Once the fundamentals of squash have been learned, practised and used with some confidence, it’s time for intermediate players to develop their game. Given a good level of fitness and some experience of movement, shot selection and control and a solid repeatable swing, here are some steps to move a good basic squash game to the next level.
Build Your Attacking Volley Skills
Hitting volleys between hip and shoulder height is a common skill most players learn. Not so many are confident cutting in and attacking shots higher or closer to the body. Practising those skills is a sign of a more advanced player.
Adjust Your Grip
Once a solid repeatable shot is learned, progress to moving the hand up and choking down the handle slightly. Opening or closing the face a little can also add variety in rally, for example to hit a very hard shot flatter.
Hit With Spin
Developing the variations for attacking shots, a change of swing path can produce a flatter faster shot, or a slight topspin that helps the ball die faster off the back wall.
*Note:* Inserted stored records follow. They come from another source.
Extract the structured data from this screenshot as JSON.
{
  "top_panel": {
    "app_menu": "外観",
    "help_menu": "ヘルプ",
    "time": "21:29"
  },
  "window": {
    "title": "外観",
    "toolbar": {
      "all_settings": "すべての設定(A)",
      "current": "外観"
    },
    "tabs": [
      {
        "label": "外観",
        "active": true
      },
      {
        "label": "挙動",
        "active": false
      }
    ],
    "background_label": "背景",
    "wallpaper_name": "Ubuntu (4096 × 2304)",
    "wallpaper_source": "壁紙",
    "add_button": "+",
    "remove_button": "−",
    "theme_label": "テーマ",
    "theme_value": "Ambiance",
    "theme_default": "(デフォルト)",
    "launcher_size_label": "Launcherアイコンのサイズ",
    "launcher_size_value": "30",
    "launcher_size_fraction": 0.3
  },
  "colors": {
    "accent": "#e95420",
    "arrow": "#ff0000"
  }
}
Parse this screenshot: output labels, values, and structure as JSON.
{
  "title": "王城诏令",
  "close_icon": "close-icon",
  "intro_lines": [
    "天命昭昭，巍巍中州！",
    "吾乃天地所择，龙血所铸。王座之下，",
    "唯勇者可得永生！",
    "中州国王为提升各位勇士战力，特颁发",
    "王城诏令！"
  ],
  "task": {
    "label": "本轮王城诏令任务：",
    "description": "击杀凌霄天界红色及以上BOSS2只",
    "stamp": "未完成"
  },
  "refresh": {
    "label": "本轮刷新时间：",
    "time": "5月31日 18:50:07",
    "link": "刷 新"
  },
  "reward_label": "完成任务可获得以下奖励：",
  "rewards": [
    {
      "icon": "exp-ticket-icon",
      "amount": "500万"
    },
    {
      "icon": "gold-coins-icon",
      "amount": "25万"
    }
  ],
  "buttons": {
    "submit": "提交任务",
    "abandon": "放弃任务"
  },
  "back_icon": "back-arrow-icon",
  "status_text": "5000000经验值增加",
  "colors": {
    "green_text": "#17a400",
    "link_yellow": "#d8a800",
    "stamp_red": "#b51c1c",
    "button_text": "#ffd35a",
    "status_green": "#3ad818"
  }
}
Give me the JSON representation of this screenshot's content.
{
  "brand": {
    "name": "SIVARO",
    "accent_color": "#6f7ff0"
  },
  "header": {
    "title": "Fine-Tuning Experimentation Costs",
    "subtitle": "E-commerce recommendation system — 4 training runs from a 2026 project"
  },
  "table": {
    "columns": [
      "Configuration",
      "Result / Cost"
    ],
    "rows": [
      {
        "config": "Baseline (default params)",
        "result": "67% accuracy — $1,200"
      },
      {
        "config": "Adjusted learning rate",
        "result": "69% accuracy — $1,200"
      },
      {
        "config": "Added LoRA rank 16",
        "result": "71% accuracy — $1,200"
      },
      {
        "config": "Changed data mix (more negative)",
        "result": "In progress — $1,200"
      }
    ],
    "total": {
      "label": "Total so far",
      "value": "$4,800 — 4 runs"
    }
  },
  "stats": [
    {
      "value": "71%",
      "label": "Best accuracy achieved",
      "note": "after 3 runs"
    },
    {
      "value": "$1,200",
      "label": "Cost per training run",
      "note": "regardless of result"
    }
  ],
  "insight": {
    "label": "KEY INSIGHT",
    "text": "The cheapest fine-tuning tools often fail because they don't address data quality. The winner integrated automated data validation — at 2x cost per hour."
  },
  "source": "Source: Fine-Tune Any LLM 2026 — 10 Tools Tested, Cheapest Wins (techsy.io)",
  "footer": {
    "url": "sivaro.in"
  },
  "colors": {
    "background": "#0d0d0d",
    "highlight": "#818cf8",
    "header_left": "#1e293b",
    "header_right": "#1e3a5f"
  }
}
Either gives the opponent less time to return the ball. Upgrading to a lightweight racket and high quality strings can help explore this area further.
Defensive shots, in particular the lob, usually receive less attention than the attacking ones. A good range of effective lobs can relieve pressure straight away and get a player back on the attack during a rally.
Watch many players, even at the highest level, and they’ll hit the same serve again and again. A little variety with flatter shots, spin and angle can keep an opponent guessing and nab an easy point.
There’s no substitute for it, and experience comes from playing as many different opponents under various conditions. Take every opportunity to play in different competitions, surroundings, temperature and humidity, and learn how to deal with all the varieties of crowds, referees, courts and balls the game of squash has to offer.